A decisão do STF, nesta terça-feira (26), de extinguir a aposentadoria compulsória com remuneração para juízes de direito, representa um desatino judicial e uma afronta à ordem constitucional. A unanimidade com que os ministros, incluindo Alexandre de Moraes, Cristiano Zanin e Cármen Lúcia, confirmaram a decisão do ministro Flávio Dino, demonstra uma clara distorção de papéis e um desrespeito à legalidade.
Segundo a Gazeta do Povo, a decisão monocrática anterior, que já havia determinado que juízes não poderiam mais ser punidos com aposentadoria compulsória por infrações graves, foi agora ratificada, abrindo caminho para que a sanção adequada seja a perda do cargo, e não a manutenção de um salário proporcional ao tempo de serviço. Essa medida ignora a lógica da responsabilidade e da retribuição, princípios fundamentais para a administração da justiça.
A justificativa apresentada pelo ministro Dino, defendendo que a “punição é para o contribuinte” e que “infrações graves requerem punição que não se volte para a sociedade”, revela uma incompreensão da relação entre o judiciário e a sociedade. A aposentadoria compulsória, ao ser a pena administrativa máxima, representava um mecanismo de controle e de responsabilização, garantindo que o servidor público, especialmente aquele que exerce função pública, cumprisse com seus deveres e não se aproveitasse de sua posição.
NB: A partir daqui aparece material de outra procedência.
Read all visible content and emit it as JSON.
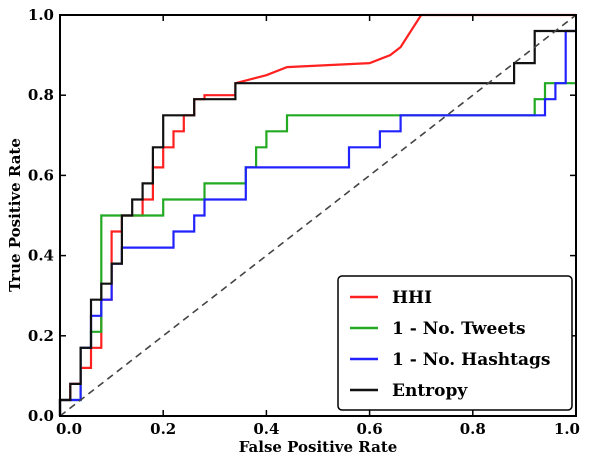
{
  "chart_data": {
    "type": "line",
    "title": "",
    "xlabel": "False Positive Rate",
    "ylabel": "True Positive Rate",
    "xlim": [
      0.0,
      1.0
    ],
    "ylim": [
      0.0,
      1.0
    ],
    "x_ticks": [
      "0.0",
      "0.2",
      "0.4",
      "0.6",
      "0.8",
      "1.0"
    ],
    "y_ticks": [
      "0.0",
      "0.2",
      "0.4",
      "0.6",
      "0.8",
      "1.0"
    ],
    "grid": false,
    "legend_position": "bottom-right",
    "series": [
      {
        "name": "HHI",
        "color": "#ff2020",
        "x": [
          0.0,
          0.0,
          0.02,
          0.02,
          0.04,
          0.04,
          0.06,
          0.06,
          0.08,
          0.08,
          0.1,
          0.1,
          0.12,
          0.12,
          0.14,
          0.14,
          0.16,
          0.16,
          0.18,
          0.18,
          0.2,
          0.2,
          0.22,
          0.22,
          0.24,
          0.24,
          0.26,
          0.26,
          0.28,
          0.28,
          0.34,
          0.34,
          0.4,
          0.44,
          0.6,
          0.64,
          0.66,
          0.68,
          0.7,
          0.98,
          1.0
        ],
        "y": [
          0.0,
          0.04,
          0.04,
          0.08,
          0.08,
          0.12,
          0.12,
          0.17,
          0.17,
          0.29,
          0.29,
          0.46,
          0.46,
          0.5,
          0.5,
          0.5,
          0.5,
          0.54,
          0.54,
          0.62,
          0.62,
          0.67,
          0.67,
          0.71,
          0.71,
          0.75,
          0.75,
          0.79,
          0.79,
          0.8,
          0.8,
          0.83,
          0.85,
          0.87,
          0.88,
          0.9,
          0.92,
          0.96,
          1.0,
          1.0,
          1.0
        ]
      },
      {
        "name": "1 - No. Tweets",
        "color": "#22aa22",
        "x": [
          0.0,
          0.0,
          0.04,
          0.04,
          0.06,
          0.06,
          0.08,
          0.08,
          0.1,
          0.1,
          0.12,
          0.12,
          0.2,
          0.2,
          0.28,
          0.28,
          0.36,
          0.36,
          0.38,
          0.38,
          0.4,
          0.4,
          0.44,
          0.44,
          0.92,
          0.92,
          0.94,
          0.94,
          1.0
        ],
        "y": [
          0.0,
          0.04,
          0.04,
          0.17,
          0.17,
          0.21,
          0.21,
          0.5,
          0.5,
          0.5,
          0.5,
          0.5,
          0.5,
          0.54,
          0.54,
          0.58,
          0.58,
          0.62,
          0.62,
          0.67,
          0.67,
          0.71,
          0.71,
          0.75,
          0.75,
          0.79,
          0.79,
          0.83,
          0.83
        ]
      },
      {
        "name": "1 - No. Hashtags",
        "color": "#2222ff",
        "x": [
          0.0,
          0.0,
          0.04,
          0.04,
          0.06,
          0.06,
          0.08,
          0.08,
          0.1,
          0.1,
          0.12,
          0.12,
          0.18,
          0.18,
          0.22,
          0.22,
          0.26,
          0.26,
          0.28,
          0.28,
          0.36,
          0.36,
          0.56,
          0.56,
          0.62,
          0.62,
          0.66,
          0.66,
          0.94,
          0.94,
          0.96,
          0.96,
          0.98,
          0.98,
          1.0
        ],
        "y": [
          0.0,
          0.04,
          0.04,
          0.17,
          0.17,
          0.25,
          0.25,
          0.29,
          0.29,
          0.38,
          0.38,
          0.42,
          0.42,
          0.42,
          0.42,
          0.46,
          0.46,
          0.5,
          0.5,
          0.54,
          0.54,
          0.62,
          0.62,
          0.67,
          0.67,
          0.71,
          0.71,
          0.75,
          0.75,
          0.79,
          0.79,
          0.83,
          0.83,
          0.96,
          0.96
        ]
      },
      {
        "name": "Entropy",
        "color": "#111111",
        "x": [
          0.0,
          0.0,
          0.02,
          0.02,
          0.04,
          0.04,
          0.06,
          0.06,
          0.08,
          0.08,
          0.1,
          0.1,
          0.12,
          0.12,
          0.14,
          0.14,
          0.16,
          0.16,
          0.18,
          0.18,
          0.2,
          0.2,
          0.22,
          0.22,
          0.26,
          0.26,
          0.34,
          0.34,
          0.88,
          0.88,
          0.92,
          0.92,
          0.98,
          0.98,
          1.0
        ],
        "y": [
          0.0,
          0.04,
          0.04,
          0.08,
          0.08,
          0.17,
          0.17,
          0.29,
          0.29,
          0.33,
          0.33,
          0.38,
          0.38,
          0.5,
          0.5,
          0.54,
          0.54,
          0.58,
          0.58,
          0.67,
          0.67,
          0.75,
          0.75,
          0.75,
          0.75,
          0.79,
          0.79,
          0.83,
          0.83,
          0.88,
          0.88,
          0.96,
          0.96,
          0.96,
          0.96
        ]
      },
      {
        "name": "",
        "color": "#444444",
        "dash": "dashed",
        "x": [
          0.0,
          1.0
        ],
        "y": [
          0.0,
          1.0
        ]
      }
    ]
  }
}
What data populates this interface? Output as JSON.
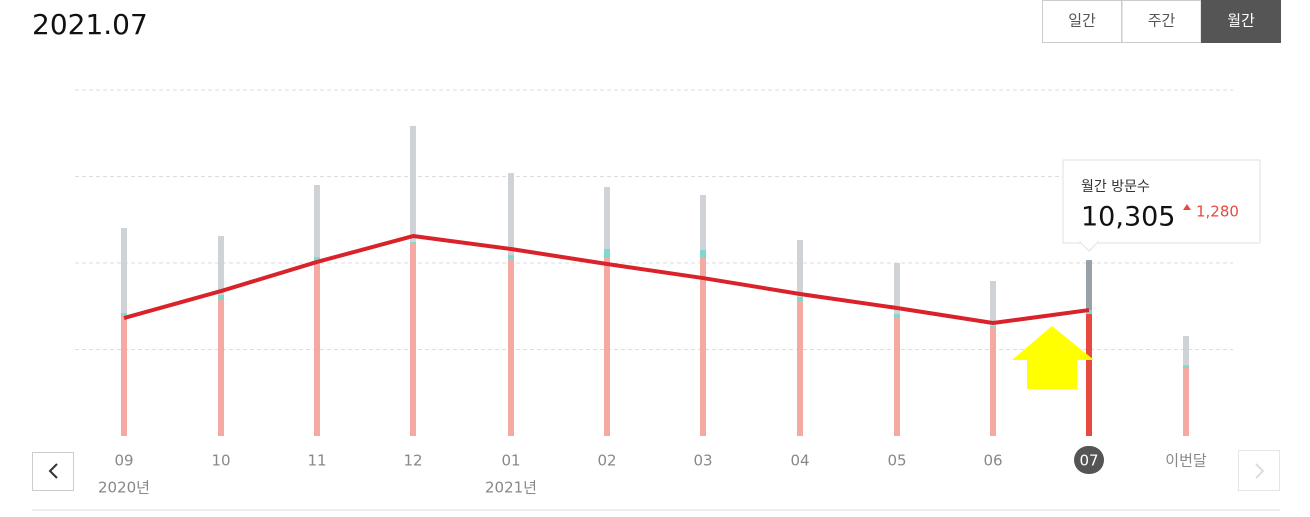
{
  "header": {
    "title": "2021.07",
    "tabs": [
      "일간",
      "주간",
      "월간"
    ],
    "active_tab": 2
  },
  "chart_data": {
    "type": "bar",
    "categories": [
      "09",
      "10",
      "11",
      "12",
      "01",
      "02",
      "03",
      "04",
      "05",
      "06",
      "07",
      "이번달"
    ],
    "x_sublabels": [
      "2020년",
      null,
      null,
      null,
      "2021년",
      null,
      null,
      null,
      null,
      null,
      null,
      null
    ],
    "highlight_index": 10,
    "stacked": true,
    "series": [
      {
        "color": "#f4aaa3",
        "highlight_color": "#e8493f",
        "values": [
          6940,
          7860,
          10060,
          11100,
          10230,
          10290,
          10290,
          7750,
          6820,
          6300,
          7050,
          3930
        ]
      },
      {
        "color": "#7fd8cc",
        "highlight_color": "#7fd8cc",
        "values": [
          170,
          290,
          290,
          120,
          230,
          520,
          460,
          290,
          230,
          60,
          230,
          170
        ]
      },
      {
        "color": "#cfd3d8",
        "highlight_color": "#98a0a8",
        "values": [
          4910,
          3410,
          4160,
          6700,
          4740,
          3580,
          3180,
          3290,
          2950,
          2600,
          2890,
          1680
        ]
      },
      {
        "type": "line",
        "color": "#d9222a",
        "values": [
          6820,
          8380,
          10060,
          11560,
          10810,
          9940,
          9130,
          8210,
          7400,
          6530,
          7280,
          null
        ]
      }
    ],
    "ylim": [
      0,
      20000
    ],
    "yticks": [
      5000,
      10000,
      15000,
      20000
    ],
    "grid": true
  },
  "tooltip": {
    "title": "월간 방문수",
    "value": "10,305",
    "change": "1,280"
  }
}
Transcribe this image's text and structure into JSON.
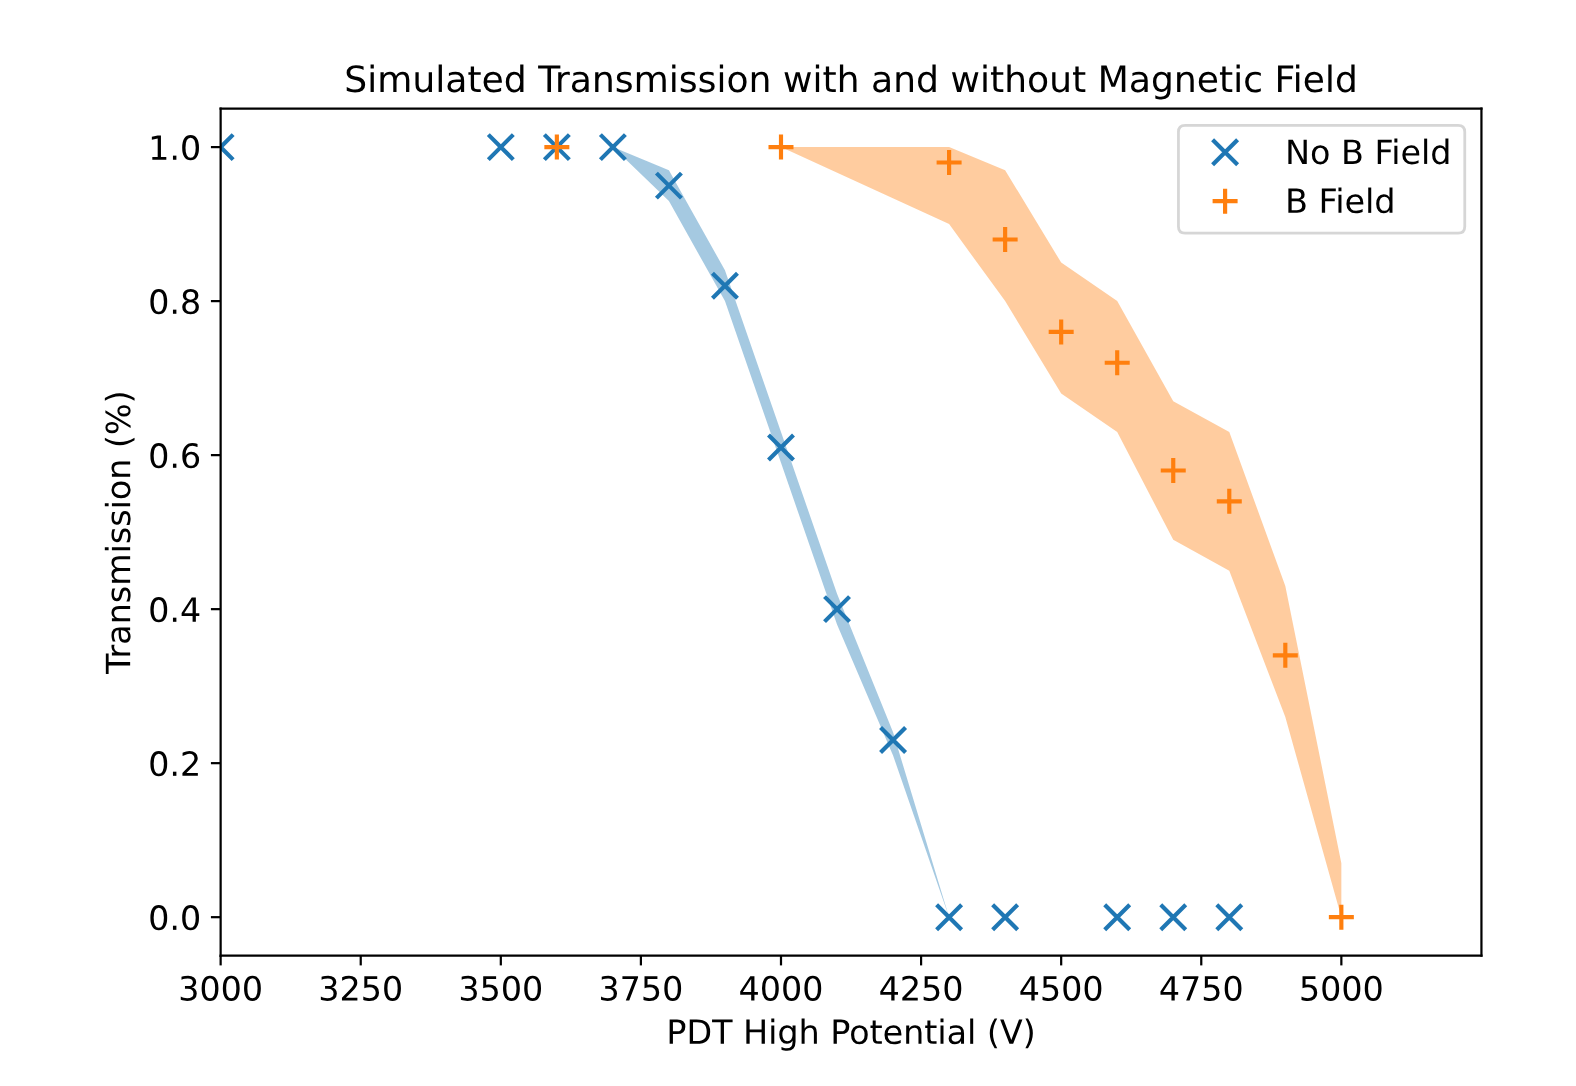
{
  "chart_data": {
    "type": "scatter",
    "title": "Simulated Transmission with and without Magnetic Field",
    "xlabel": "PDT High Potential (V)",
    "ylabel": "Transmission (%)",
    "xlim": [
      3000,
      5250
    ],
    "xticks": [
      3000,
      3250,
      3500,
      3750,
      4000,
      4250,
      4500,
      4750,
      5000
    ],
    "ylim": [
      -0.05,
      1.05
    ],
    "yticks": [
      {
        "value": 0,
        "label": "0.0"
      },
      0.2,
      0.4,
      0.6,
      0.8,
      {
        "value": 1,
        "label": "1.0"
      }
    ],
    "grid": false,
    "legend": "top right",
    "series": [
      {
        "name": "No B Field",
        "color": "#1f77b4",
        "marker": "cross",
        "x": [
          3000,
          3500,
          3600,
          3700,
          3800,
          3900,
          4000,
          4100,
          4200,
          4300,
          4400,
          4600,
          4700,
          4800
        ],
        "values": [
          1,
          1,
          1,
          1,
          0.95,
          0.82,
          0.61,
          0.4,
          0.23,
          0,
          0,
          0,
          0,
          0
        ],
        "lower": [
          null,
          null,
          null,
          1,
          0.93,
          0.8,
          0.59,
          0.38,
          0.21,
          0,
          null,
          null,
          null,
          null
        ],
        "upper": [
          null,
          null,
          null,
          1,
          0.97,
          0.84,
          0.63,
          0.42,
          0.24,
          0,
          null,
          null,
          null,
          null
        ]
      },
      {
        "name": "B Field",
        "color": "#ff7f0e",
        "marker": "plus",
        "x": [
          3600,
          4000,
          4300,
          4400,
          4500,
          4600,
          4700,
          4800,
          4900,
          5000
        ],
        "values": [
          1,
          1,
          0.98,
          0.88,
          0.76,
          0.72,
          0.58,
          0.54,
          0.34,
          0
        ],
        "lower": [
          null,
          1,
          0.9,
          0.8,
          0.68,
          0.63,
          0.49,
          0.45,
          0.26,
          0
        ],
        "upper": [
          null,
          1,
          1,
          0.97,
          0.85,
          0.8,
          0.67,
          0.63,
          0.43,
          0.07
        ]
      }
    ]
  }
}
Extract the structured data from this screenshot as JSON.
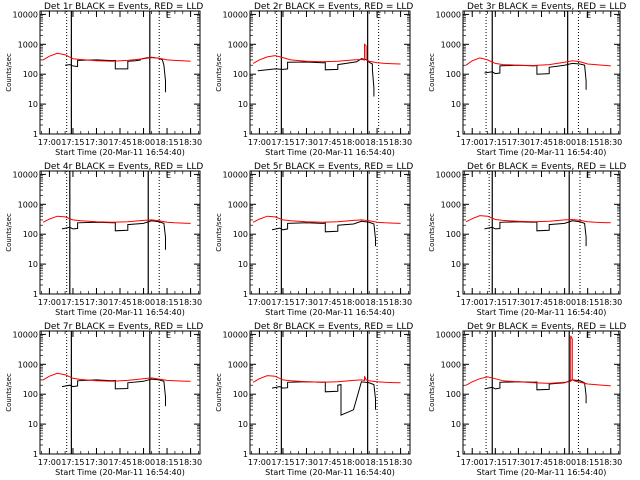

O STF, em mais uma demonstração de sua ingerência indevida nos poderes, julgou um recurso da procuradoria-geral da República e de dois juízes que perderam o benefício, protestando contra a decisão anterior. A atuação da Primeira Turma do STF, liderada por Alexandre de Moraes, levanta sérias preocupações sobre o alcance do poder judicial e a necessidade de um freio eficaz para decisões arbitrárias que comprometem a estabilidade das instituições.